La scrittura che tenta di recuperare la libertà non ha potere, e ovviamente non è una pittura più quieta e ingorda, né come la scultura "lingua morta". Il suo discorrere è eversivo, procura grane, ire intenzionali, sembianti multipli di opposizione rovente. Il "potere" reale l'ascolta e immediatamente la uccide, ed essa muore sognando le immagini, che aveva avviluppato a se stessa con la sua coerenza. E inoltre viene rincorsa lungo i suoi tragitti ideologici, le ironie sottese, il ridere dei contrasti che si assiepano nell'area (e nel percorso) delle diverse tensioni. In effetti codesta pratica si dispone puntualmente per l'urto e la solitudine, per assidui turbamenti ed echi di difficili rinascite. Essa si azzuffa con le varie realtà e convinzioni, e poi trasforma il combattimento in soluzioni defraudate, anche se necessarie all'epoca in cui si esercita a raccontare il pessimismo sociale, il molteplice rien va dei processi concorrenziali e le illecite misure di comportamento della condizione umana, politica delle tribù che fanno ressa puntualmente intorno al totem. La sua fisionomia adulta (e insidiosa) è illimitabile, riscrive se stessa su codici di speranza e di altra utopia. Non ha potere perché abita il rischio della vita emarginata, cavalca la tigre di molti controcodici istituzionali, aggredita dalle sue stesse ribellioni e immagina estremi limiti di conflitto nella generale jungla delle sedizioni esistenziali, nei soprusi emancipati, nei manifesti di ogni civile sparizione di diritti comuni, in cui esprime il suo ethos. La salamandra della storia spia i suoi sommovimenti emozionali, le tecniche di discussione forte, ciò che interroga la lingua della scena in cui vive il respiro dell'essere e del non-essere, più vagabondo che integrato, più anima persa che corpo del sogno spigoloso e quotidiano.
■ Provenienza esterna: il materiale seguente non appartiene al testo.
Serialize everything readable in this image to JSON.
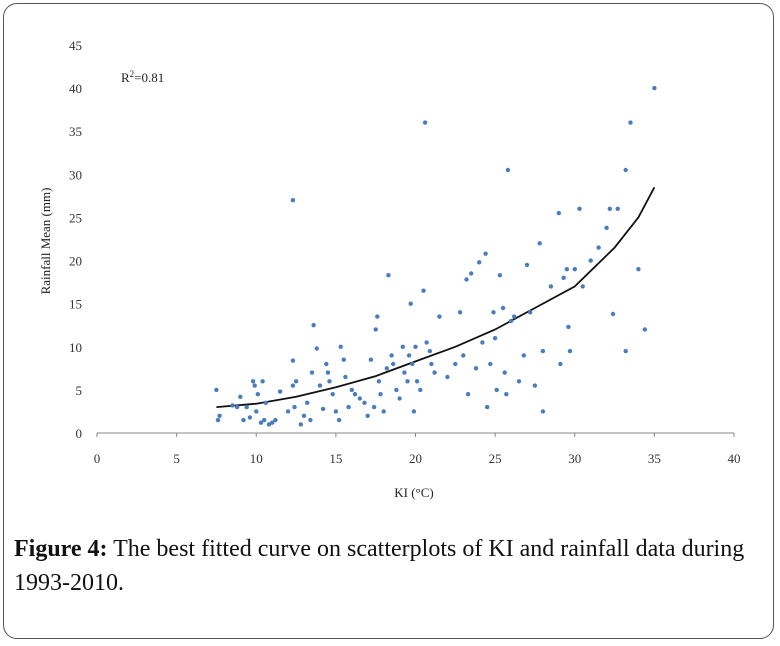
{
  "chart_data": {
    "type": "scatter",
    "xlabel": "KI (°C)",
    "ylabel": "Rainfall Mean (mm)",
    "xlim": [
      0,
      40
    ],
    "ylim": [
      0,
      45
    ],
    "x_ticks": [
      0,
      5,
      10,
      15,
      20,
      25,
      30,
      35,
      40
    ],
    "y_ticks": [
      0,
      5,
      10,
      15,
      20,
      25,
      30,
      35,
      40,
      45
    ],
    "grid": false,
    "annotation": "R²=0.81",
    "point_color": "#4a7dbf",
    "curve_color": "#111111",
    "points": [
      [
        7.5,
        5.0
      ],
      [
        7.6,
        1.5
      ],
      [
        7.7,
        2.0
      ],
      [
        8.5,
        3.2
      ],
      [
        8.8,
        3.0
      ],
      [
        9.0,
        4.2
      ],
      [
        9.2,
        1.5
      ],
      [
        9.4,
        3.0
      ],
      [
        9.6,
        1.8
      ],
      [
        9.8,
        6.0
      ],
      [
        9.9,
        5.5
      ],
      [
        10.0,
        2.5
      ],
      [
        10.1,
        4.5
      ],
      [
        10.3,
        1.2
      ],
      [
        10.4,
        6.0
      ],
      [
        10.5,
        1.5
      ],
      [
        10.6,
        3.5
      ],
      [
        10.8,
        1.0
      ],
      [
        11.0,
        1.2
      ],
      [
        11.2,
        1.5
      ],
      [
        11.5,
        4.8
      ],
      [
        12.0,
        2.5
      ],
      [
        12.3,
        27.0
      ],
      [
        12.3,
        8.4
      ],
      [
        12.3,
        5.5
      ],
      [
        12.4,
        3.0
      ],
      [
        12.5,
        6.0
      ],
      [
        12.8,
        1.0
      ],
      [
        13.0,
        2.0
      ],
      [
        13.2,
        3.5
      ],
      [
        13.4,
        1.5
      ],
      [
        13.5,
        7.0
      ],
      [
        13.6,
        12.5
      ],
      [
        13.8,
        9.8
      ],
      [
        14.0,
        5.5
      ],
      [
        14.2,
        2.8
      ],
      [
        14.4,
        8.0
      ],
      [
        14.5,
        7.0
      ],
      [
        14.6,
        6.0
      ],
      [
        14.8,
        4.5
      ],
      [
        15.0,
        2.5
      ],
      [
        15.2,
        1.5
      ],
      [
        15.3,
        10.0
      ],
      [
        15.5,
        8.5
      ],
      [
        15.6,
        6.5
      ],
      [
        15.8,
        3.0
      ],
      [
        16.0,
        5.0
      ],
      [
        16.2,
        4.5
      ],
      [
        16.5,
        4.0
      ],
      [
        16.8,
        3.5
      ],
      [
        17.0,
        2.0
      ],
      [
        17.2,
        8.5
      ],
      [
        17.4,
        3.0
      ],
      [
        17.5,
        12.0
      ],
      [
        17.6,
        13.5
      ],
      [
        17.7,
        6.0
      ],
      [
        17.8,
        4.5
      ],
      [
        18.0,
        2.5
      ],
      [
        18.2,
        7.5
      ],
      [
        18.3,
        18.3
      ],
      [
        18.5,
        9.0
      ],
      [
        18.6,
        8.0
      ],
      [
        18.8,
        5.0
      ],
      [
        19.0,
        4.0
      ],
      [
        19.2,
        10.0
      ],
      [
        19.3,
        7.0
      ],
      [
        19.5,
        6.0
      ],
      [
        19.6,
        9.0
      ],
      [
        19.7,
        15.0
      ],
      [
        19.8,
        8.0
      ],
      [
        19.9,
        2.5
      ],
      [
        20.0,
        10.0
      ],
      [
        20.1,
        6.0
      ],
      [
        20.3,
        5.0
      ],
      [
        20.5,
        16.5
      ],
      [
        20.6,
        36.0
      ],
      [
        20.7,
        10.5
      ],
      [
        20.9,
        9.5
      ],
      [
        21.0,
        8.0
      ],
      [
        21.2,
        7.0
      ],
      [
        21.5,
        13.5
      ],
      [
        22.0,
        6.5
      ],
      [
        22.5,
        8.0
      ],
      [
        22.8,
        14.0
      ],
      [
        23.0,
        9.0
      ],
      [
        23.2,
        17.8
      ],
      [
        23.3,
        4.5
      ],
      [
        23.5,
        18.5
      ],
      [
        23.8,
        7.5
      ],
      [
        24.0,
        19.8
      ],
      [
        24.2,
        10.5
      ],
      [
        24.4,
        20.8
      ],
      [
        24.5,
        3.0
      ],
      [
        24.7,
        8.0
      ],
      [
        24.9,
        14.0
      ],
      [
        25.0,
        11.0
      ],
      [
        25.1,
        5.0
      ],
      [
        25.3,
        18.3
      ],
      [
        25.5,
        14.5
      ],
      [
        25.6,
        7.0
      ],
      [
        25.7,
        4.5
      ],
      [
        25.8,
        30.5
      ],
      [
        26.0,
        13.0
      ],
      [
        26.2,
        13.5
      ],
      [
        26.5,
        6.0
      ],
      [
        26.8,
        9.0
      ],
      [
        27.0,
        19.5
      ],
      [
        27.2,
        14.0
      ],
      [
        27.5,
        5.5
      ],
      [
        27.8,
        22.0
      ],
      [
        28.0,
        9.5
      ],
      [
        28.0,
        2.5
      ],
      [
        28.5,
        17.0
      ],
      [
        29.0,
        25.5
      ],
      [
        29.1,
        8.0
      ],
      [
        29.3,
        18.0
      ],
      [
        29.5,
        19.0
      ],
      [
        29.6,
        12.3
      ],
      [
        29.7,
        9.5
      ],
      [
        30.0,
        19.0
      ],
      [
        30.3,
        26.0
      ],
      [
        30.5,
        17.0
      ],
      [
        31.0,
        20.0
      ],
      [
        31.5,
        21.5
      ],
      [
        32.0,
        23.8
      ],
      [
        32.2,
        26.0
      ],
      [
        32.4,
        13.8
      ],
      [
        32.7,
        26.0
      ],
      [
        33.2,
        9.5
      ],
      [
        33.2,
        30.5
      ],
      [
        33.5,
        36.0
      ],
      [
        34.0,
        19.0
      ],
      [
        34.4,
        12.0
      ],
      [
        35.0,
        40.0
      ]
    ],
    "curve": [
      [
        7.5,
        3.0
      ],
      [
        10,
        3.4
      ],
      [
        12.5,
        4.2
      ],
      [
        15,
        5.3
      ],
      [
        17.5,
        6.6
      ],
      [
        20,
        8.3
      ],
      [
        22.5,
        10.0
      ],
      [
        25,
        12.0
      ],
      [
        27.5,
        14.5
      ],
      [
        30,
        17.0
      ],
      [
        32.5,
        21.5
      ],
      [
        34,
        25.0
      ],
      [
        35,
        28.5
      ]
    ]
  },
  "caption": {
    "label": "Figure 4:",
    "text": " The best fitted curve on scatterplots of KI and rainfall data during 1993-2010."
  }
}
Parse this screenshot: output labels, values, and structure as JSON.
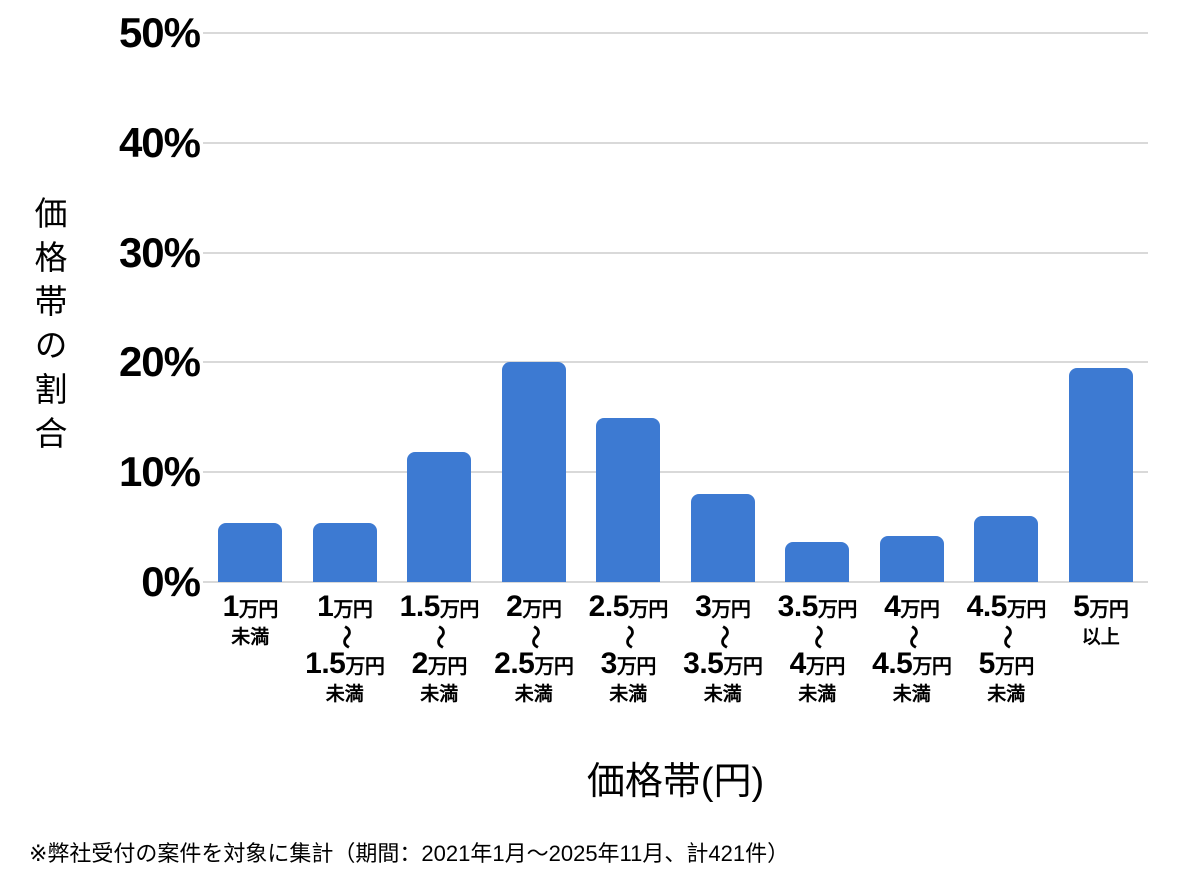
{
  "chart_data": {
    "type": "bar",
    "title": "",
    "xlabel": "価格帯(円)",
    "ylabel": "価格帯の割合",
    "ylim": [
      0,
      50
    ],
    "grid": true,
    "legend": "none",
    "bar_color": "#3d7ad2",
    "gridline_color": "#d9d9d9",
    "yticks": [
      {
        "value": 0,
        "label": "0%"
      },
      {
        "value": 10,
        "label": "10%"
      },
      {
        "value": 20,
        "label": "20%"
      },
      {
        "value": 30,
        "label": "30%"
      },
      {
        "value": 40,
        "label": "40%"
      },
      {
        "value": 50,
        "label": "50%"
      }
    ],
    "categories": [
      {
        "label": "1万円未満",
        "num1": "1",
        "unit1": "万円",
        "tilde": "",
        "num2": "",
        "unit2": "",
        "note": "未満"
      },
      {
        "label": "1万円〜1.5万円未満",
        "num1": "1",
        "unit1": "万円",
        "tilde": "〜",
        "num2": "1.5",
        "unit2": "万円",
        "note": "未満"
      },
      {
        "label": "1.5万円〜2万円未満",
        "num1": "1.5",
        "unit1": "万円",
        "tilde": "〜",
        "num2": "2",
        "unit2": "万円",
        "note": "未満"
      },
      {
        "label": "2万円〜2.5万円未満",
        "num1": "2",
        "unit1": "万円",
        "tilde": "〜",
        "num2": "2.5",
        "unit2": "万円",
        "note": "未満"
      },
      {
        "label": "2.5万円〜3万円未満",
        "num1": "2.5",
        "unit1": "万円",
        "tilde": "〜",
        "num2": "3",
        "unit2": "万円",
        "note": "未満"
      },
      {
        "label": "3万円〜3.5万円未満",
        "num1": "3",
        "unit1": "万円",
        "tilde": "〜",
        "num2": "3.5",
        "unit2": "万円",
        "note": "未満"
      },
      {
        "label": "3.5万円〜4万円未満",
        "num1": "3.5",
        "unit1": "万円",
        "tilde": "〜",
        "num2": "4",
        "unit2": "万円",
        "note": "未満"
      },
      {
        "label": "4万円〜4.5万円未満",
        "num1": "4",
        "unit1": "万円",
        "tilde": "〜",
        "num2": "4.5",
        "unit2": "万円",
        "note": "未満"
      },
      {
        "label": "4.5万円〜5万円未満",
        "num1": "4.5",
        "unit1": "万円",
        "tilde": "〜",
        "num2": "5",
        "unit2": "万円",
        "note": "未満"
      },
      {
        "label": "5万円以上",
        "num1": "5",
        "unit1": "万円",
        "tilde": "",
        "num2": "",
        "unit2": "",
        "note": "以上"
      }
    ],
    "values": [
      5.4,
      5.4,
      11.8,
      20.0,
      14.9,
      8.0,
      3.6,
      4.2,
      6.0,
      19.5
    ]
  },
  "footer": {
    "note": "※弊社受付の案件を対象に集計（期間：2021年1月〜2025年11月、計421件）"
  }
}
Il potere è da tutt'altra parte, la sua bocca carnosa sugge ogni cosa fino all'ultima goccia di sangue. E sa che d'altri argomenti esso non sa parlare, né cerca nella scrittura segni di propria, umanizzante attendibilità!
   L'altra scrittura, quella d'amore e dell'idillio, ha un potere ameno, si svolge in anfratti sentimentali, poi si dimette dal gorgo: tenera lingua, ornamento specioso, eccessiva vacuità, lieve senso del nulla, altro dettato del provvisorio in cui proprio il potere (sic) è limitabile, anzi leggermente confessato, semmai attraversa una tenue lascivia dell'occhio che riscrive il suo sguardo ed ha come "potere" la seduzione non certa. La vacuità individuale non smentisce i propri richiami al favoloso, e non sfida che silenzi per enuclearsi, anche quando s'azzuffa e rivela inquiete capacità di riesistere in proprio, qualunque sia il dialogo di cui la medesima scrittura è prigioniera e riaffiora molesta soltanto per inseguire una malizia, una cerimoniosità inferma. Ci sono altre scritture, anch'esse senza sorriso e più o meno scomode per qualcuno, che indubbiamente non possono accedere al potere! Si affidano alla fortuna, al rituale societario. I suoi spazi sono infiniti, ma il legame burocratico a cui la scrittura si adatta è inefficace al potere dello spirito, a quello dell'intelligenza che non sopporta il buio o la ripetizione canonica e algida. Lo "stile" potrebbe fermare per molti di noi l'idea del successo, ma ormai manca l'osservatore che si interessa delle possibili raffinatezze e catastrofi sperimentali, delle sorprese a cui piace domandare effetti d'opera, il senso a cui si affida per illuminare la diversità, il passo di ognuno, la casa da cui si scorge il piccolo mondo d'un gioco deserto, dei suoi tunnel ciechi. Così la scrittura (che si cerca un linguaggio, e mostra la ferita, e difende il cielo e la terra sconcertata) è distante da ogni dominio, avrà potere sul versante sconveniente, non elettivo, dove cerca l'emotività sostanziale e non il racconto in cui più d'uno potrebbe dopotutto specchiarsi per acquisire momenti felici. La trasparenza, così come il suo enigma, insegna che dalla densità dell'aforisma alla massiccia fluenza dei romanzi rosa, l'altrove è soltanto troppo parlato; trovo che il potere di ogni scrivere abbia soltanto un riconoscimento che dura poco, questo trasmette piuttosto un'avventura come tante altre, da accettarsi per intima vanità. È in tale abisso che qua e là il potere emerge desueto e forse un tantino sottrattivo e ridicolo, e in una testualità molto dubbia, deludente, a dimensione pubblica fallimentare anziché straordinaria e trasfigurata.